Was Nuendo Ten Premature?

The CPU deals with mathematics the way the CPU deals with mathematics. The way the CPU deals with mathematics is common for all DAWs. Therefore in order for what you say is happening Steinberg would have to be able to change “how a CPU deals with mathematics”. I doubt that’s happening.

Saying that noone has done that probably just means that you haven’t seen it. We had this debate like a decade or two ago and Lynn Fuston created a large test of DAW summing, i.e. testing the audio engine. It included a bunch of different DAWs and what people said they hear wasn’t what they heard.

Go get the test files (“Awesome Dawsum”) and check them out yourself if you want. Or recreate the test, it’s not that hard.

What does that have to do with the “audio engine”? I have no idea who this person was or why we should all of a sudden care about that. This isn’t what we were talking about.

What does “sync” “the raw output” “to pulse-waves” mean in practical terms?

I don’t think you understand the details of Verifile. Just reading the manual it clearly states several key issues:

  1. "the computer’s operating system is not designed that way, and (even if optimally configured, which they seldom are) it will, now and again, interrupt audio recording to do something which seems more important at the time. This is especially true when dealing with many channels of high resolution audio, perhaps with low latency, which needs a continuous high data throughput. The result is usually a recorded ‘dropout’ of some kind: anyone who has recorded audio on a computer is familiar with the manifestations: these include repeated or missed samples or entire sections, random clicks, pops - even channel swapping. "

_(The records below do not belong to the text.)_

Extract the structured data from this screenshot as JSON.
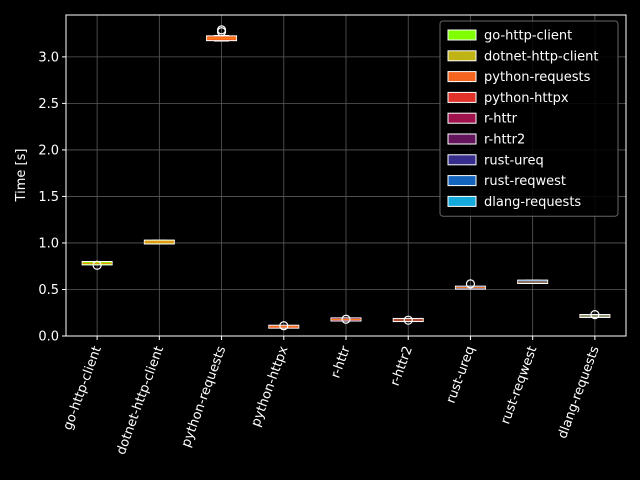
{
  "chart_data": {
    "type": "box",
    "ylabel": "Time [s]",
    "ylim": [
      0,
      3.45
    ],
    "yticks": [
      0.0,
      0.5,
      1.0,
      1.5,
      2.0,
      2.5,
      3.0
    ],
    "ytick_labels": [
      "0.0",
      "0.5",
      "1.0",
      "1.5",
      "2.0",
      "2.5",
      "3.0"
    ],
    "grid": true,
    "legend_position": "top-right",
    "categories": [
      "go-http-client",
      "dotnet-http-client",
      "python-requests",
      "python-httpx",
      "r-httr",
      "r-httr2",
      "rust-ureq",
      "rust-reqwest",
      "dlang-requests"
    ],
    "series": [
      {
        "name": "go-http-client",
        "color": "#7fff00",
        "box": {
          "whislo": 0.77,
          "q1": 0.775,
          "med": 0.78,
          "q3": 0.79,
          "whishi": 0.8
        },
        "fliers": [
          0.76
        ]
      },
      {
        "name": "dotnet-http-client",
        "color": "#c0b414",
        "box": {
          "whislo": 0.99,
          "q1": 1.0,
          "med": 1.01,
          "q3": 1.02,
          "whishi": 1.03
        },
        "fliers": []
      },
      {
        "name": "python-requests",
        "color": "#f4641e",
        "box": {
          "whislo": 3.17,
          "q1": 3.185,
          "med": 3.2,
          "q3": 3.215,
          "whishi": 3.23
        },
        "fliers": [
          3.27,
          3.29
        ]
      },
      {
        "name": "python-httpx",
        "color": "#e03228",
        "box": {
          "whislo": 0.09,
          "q1": 0.095,
          "med": 0.1,
          "q3": 0.105,
          "whishi": 0.11
        },
        "fliers": [
          0.11
        ]
      },
      {
        "name": "r-httr",
        "color": "#a0124b",
        "box": {
          "whislo": 0.165,
          "q1": 0.172,
          "med": 0.178,
          "q3": 0.184,
          "whishi": 0.19
        },
        "fliers": [
          0.18
        ]
      },
      {
        "name": "r-httr2",
        "color": "#64145a",
        "box": {
          "whislo": 0.16,
          "q1": 0.166,
          "med": 0.172,
          "q3": 0.178,
          "whishi": 0.185
        },
        "fliers": [
          0.17
        ]
      },
      {
        "name": "rust-ureq",
        "color": "#372d8c",
        "box": {
          "whislo": 0.51,
          "q1": 0.515,
          "med": 0.52,
          "q3": 0.525,
          "whishi": 0.53
        },
        "fliers": [
          0.56
        ]
      },
      {
        "name": "rust-reqwest",
        "color": "#1464be",
        "box": {
          "whislo": 0.57,
          "q1": 0.575,
          "med": 0.58,
          "q3": 0.59,
          "whishi": 0.6
        },
        "fliers": []
      },
      {
        "name": "dlang-requests",
        "color": "#14aadc",
        "box": {
          "whislo": 0.205,
          "q1": 0.21,
          "med": 0.215,
          "q3": 0.22,
          "whishi": 0.225
        },
        "fliers": [
          0.23
        ]
      }
    ]
  }
}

Exactly what I was saying. Hearing a slight shift in timbre is not what the effect would be from the above errors. Clicks and pops yes. “Warmer”, no.

  1. “Verifile is a ‘fragile steganographic’ process which embeds derivative data within the dither of the ADC,”

and therefore

  1. “, Verifile is not designed to survive any audio processing or encoding process”

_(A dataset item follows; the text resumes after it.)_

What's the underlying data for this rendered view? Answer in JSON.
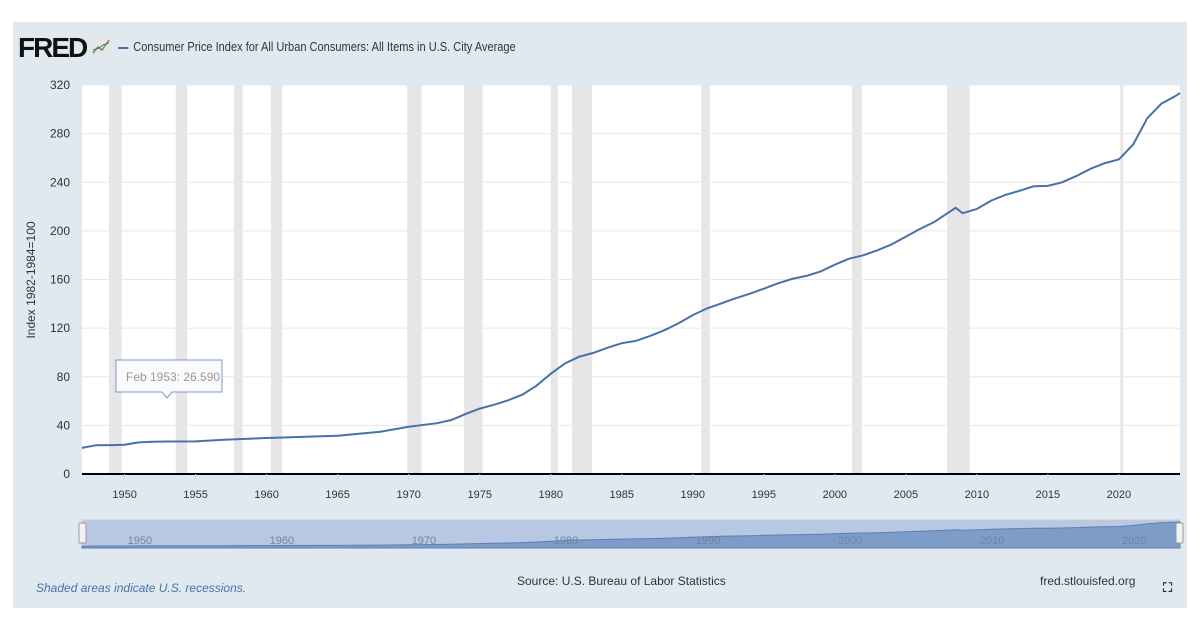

What this means is that you can’t use Verifile to judge whether or not a DAW is sonically transparent, because as soon as you process audio or apply dither it won’t give you answers that show you anything of value in this context.

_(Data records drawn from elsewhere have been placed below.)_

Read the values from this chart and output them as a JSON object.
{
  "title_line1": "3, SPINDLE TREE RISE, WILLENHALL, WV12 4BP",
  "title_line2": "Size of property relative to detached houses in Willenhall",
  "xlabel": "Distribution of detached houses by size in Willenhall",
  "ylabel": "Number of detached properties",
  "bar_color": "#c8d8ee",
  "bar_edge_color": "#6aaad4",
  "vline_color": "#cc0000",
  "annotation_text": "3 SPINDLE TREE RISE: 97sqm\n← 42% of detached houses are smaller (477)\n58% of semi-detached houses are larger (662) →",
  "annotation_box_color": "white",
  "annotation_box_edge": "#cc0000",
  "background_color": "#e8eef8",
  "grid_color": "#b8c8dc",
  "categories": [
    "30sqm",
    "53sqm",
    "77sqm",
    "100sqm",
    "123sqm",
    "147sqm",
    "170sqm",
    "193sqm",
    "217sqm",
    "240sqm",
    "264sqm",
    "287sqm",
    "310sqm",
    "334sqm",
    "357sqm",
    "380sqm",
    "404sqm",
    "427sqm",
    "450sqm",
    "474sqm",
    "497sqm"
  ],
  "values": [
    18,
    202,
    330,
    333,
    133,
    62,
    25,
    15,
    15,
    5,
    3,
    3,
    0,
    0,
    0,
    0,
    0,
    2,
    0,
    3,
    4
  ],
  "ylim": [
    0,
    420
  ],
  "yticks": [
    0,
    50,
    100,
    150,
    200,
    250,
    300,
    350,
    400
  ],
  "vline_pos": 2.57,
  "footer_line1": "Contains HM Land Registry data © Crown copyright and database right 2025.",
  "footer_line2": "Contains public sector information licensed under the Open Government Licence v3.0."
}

First of all, who says I or other people with my opinion aren’t listening to what we do?

Secondly, “confirmation bias” is actually a thing. So judging from all the testing I’ve done as an engineer, and from all the papers I’ve read, and from all my actual mixing I’ve done, what is most probable is that you’re either hearing differences that aren’t there or are attributing actual differences to things that aren’t their cause.